Gdy rozmawia się o danym filmie,
należy rozmawiać o nim tak,
 jakby był jedynym filmem na świecie.

Maria Kalinowska

W dniu 13 stycznia – w ostatnim dniu nauki szkolnej przed zasłużonymi feriami – klasy: 7a, 7b, 8a, 8b i 8c wraz ze swoimi wychowawcami wybrały się na seans filmowy. Była to produkcja włoska, która swoją premierę miała jesienią 2022 roku. Byliśmy jedną z pierwszych szkół, która mogła obejrzeć ten  obraz przed oficjalną polską prezentacją, która odbędzie się 27 stycznia. Intencją tegoż wyjścia było ukazanie młodzieży problemu samotności, osierocenia, ale też wiary w dobroć i przyjaźń, która zdecydowanie triumfuje. Zdaję sobie sprawę, że film jest adresowany głównie do młodszych odbiorców, ale w każdym wieku należy promować wiarę w ludzi i w to, że są na tym świecie sprawy, sytuacje, którym warto się poświęcić. Balmani, główny bohater, podczas trzęsienia ziemi stracił swoją mamę, trafił do sierocińca i doskonale potrafił wczuć się w sytuację małego tygryska, któremu kłusownicy zabili matkę. Człowieka i zwierzę połączył wspólny los. Od tej pory stali się nierozłączni.

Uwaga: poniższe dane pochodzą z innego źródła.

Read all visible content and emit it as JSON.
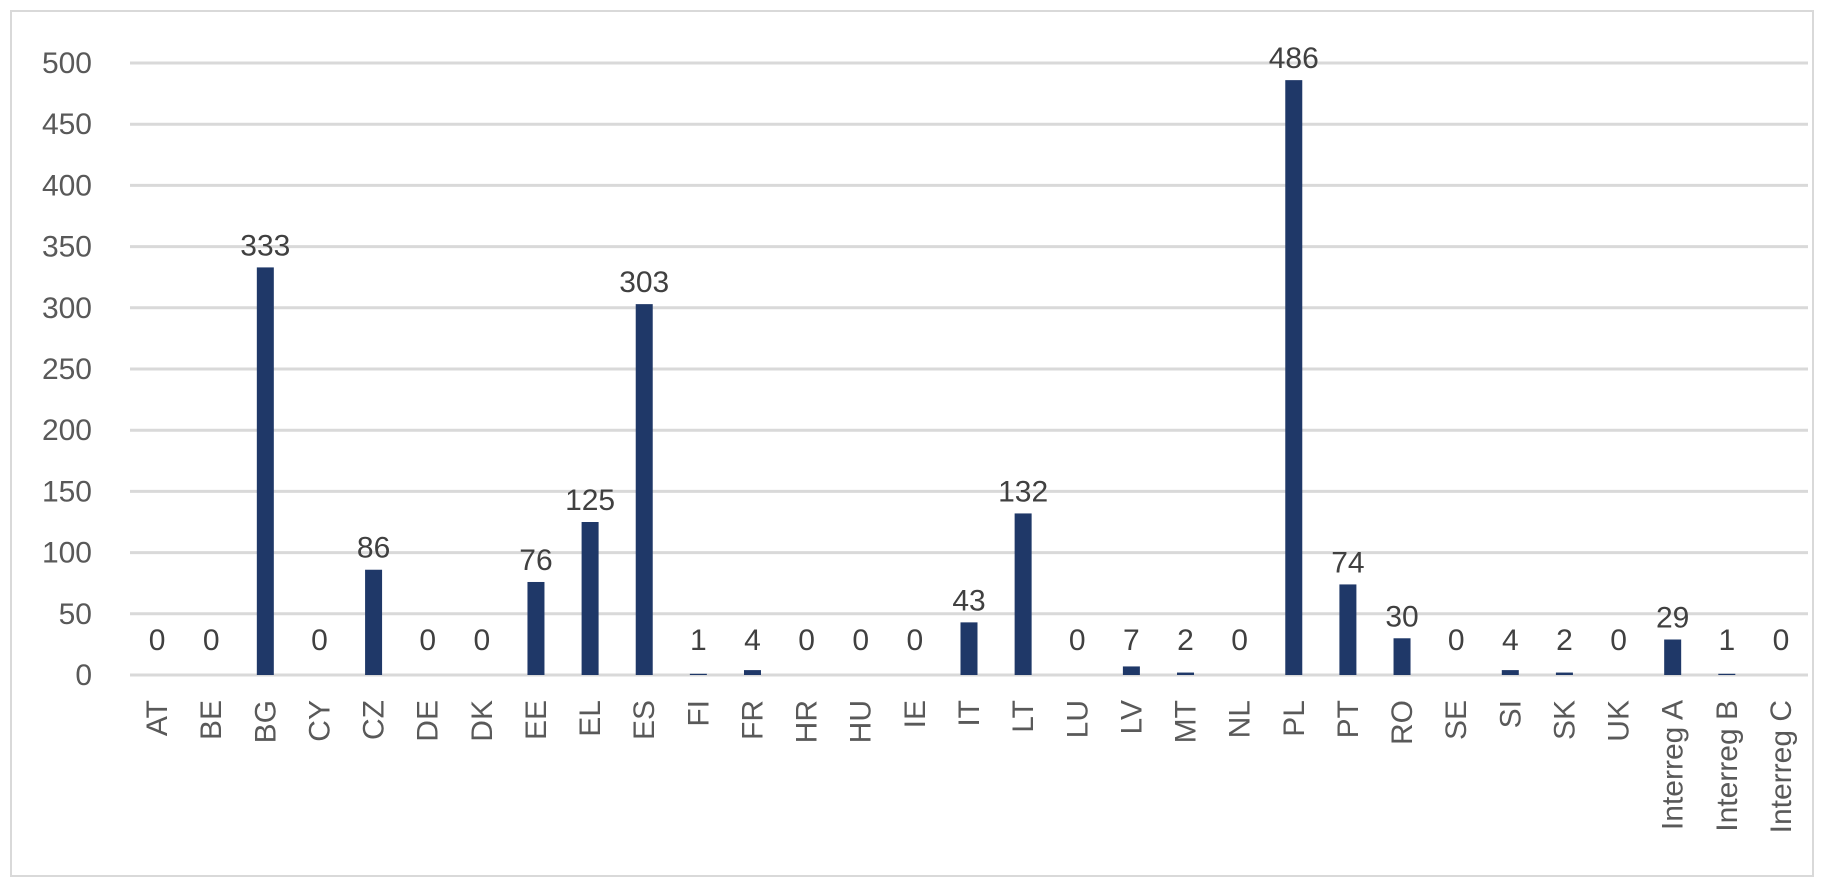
{
  "chart_data": {
    "type": "bar",
    "categories": [
      "AT",
      "BE",
      "BG",
      "CY",
      "CZ",
      "DE",
      "DK",
      "EE",
      "EL",
      "ES",
      "FI",
      "FR",
      "HR",
      "HU",
      "IE",
      "IT",
      "LT",
      "LU",
      "LV",
      "MT",
      "NL",
      "PL",
      "PT",
      "RO",
      "SE",
      "SI",
      "SK",
      "UK",
      "Interreg A",
      "Interreg B",
      "Interreg C"
    ],
    "values": [
      0,
      0,
      333,
      0,
      86,
      0,
      0,
      76,
      125,
      303,
      1,
      4,
      0,
      0,
      0,
      43,
      132,
      0,
      7,
      2,
      0,
      486,
      74,
      30,
      0,
      4,
      2,
      0,
      29,
      1,
      0
    ],
    "ylim": [
      0,
      500
    ],
    "yticks": [
      0,
      50,
      100,
      150,
      200,
      250,
      300,
      350,
      400,
      450,
      500
    ],
    "grid": true,
    "bar_color": "#1f3868",
    "legend": "none"
  }
}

Chłopiec zrobił wszystko, aby Pimi trafiła do „swoich”, bo wiedział, że na wolności będzie jej najlepiej. Mimo trudnych sytuacji i złych ludzi, którzy chcą  porwać Pimi, wszystko kończy się dobrze. Pimi zostaje zaakceptowana przez inne tygrysy, a Balmani może liczyć na wsparcie i miłość swojej opiekunki z sierocińca. Warto podkreślić, że dochód ze sprzedaży biletów będzie przeznaczony na ratowanie zwierząt z ukraińskich zoo. Tak więc przy okazji spotkania z przygodą, mogliśmy zrobić coś dobrego dla innych, w tym wypadku żywych i czujących tak jak my istot -dzikich zwierząt. Dużym atutem filmu była doskonała muzyka oraz piękne plenery przyrody Nepalu, Bhutanu i Włoch. Do zobaczenia na kolejnym seansie.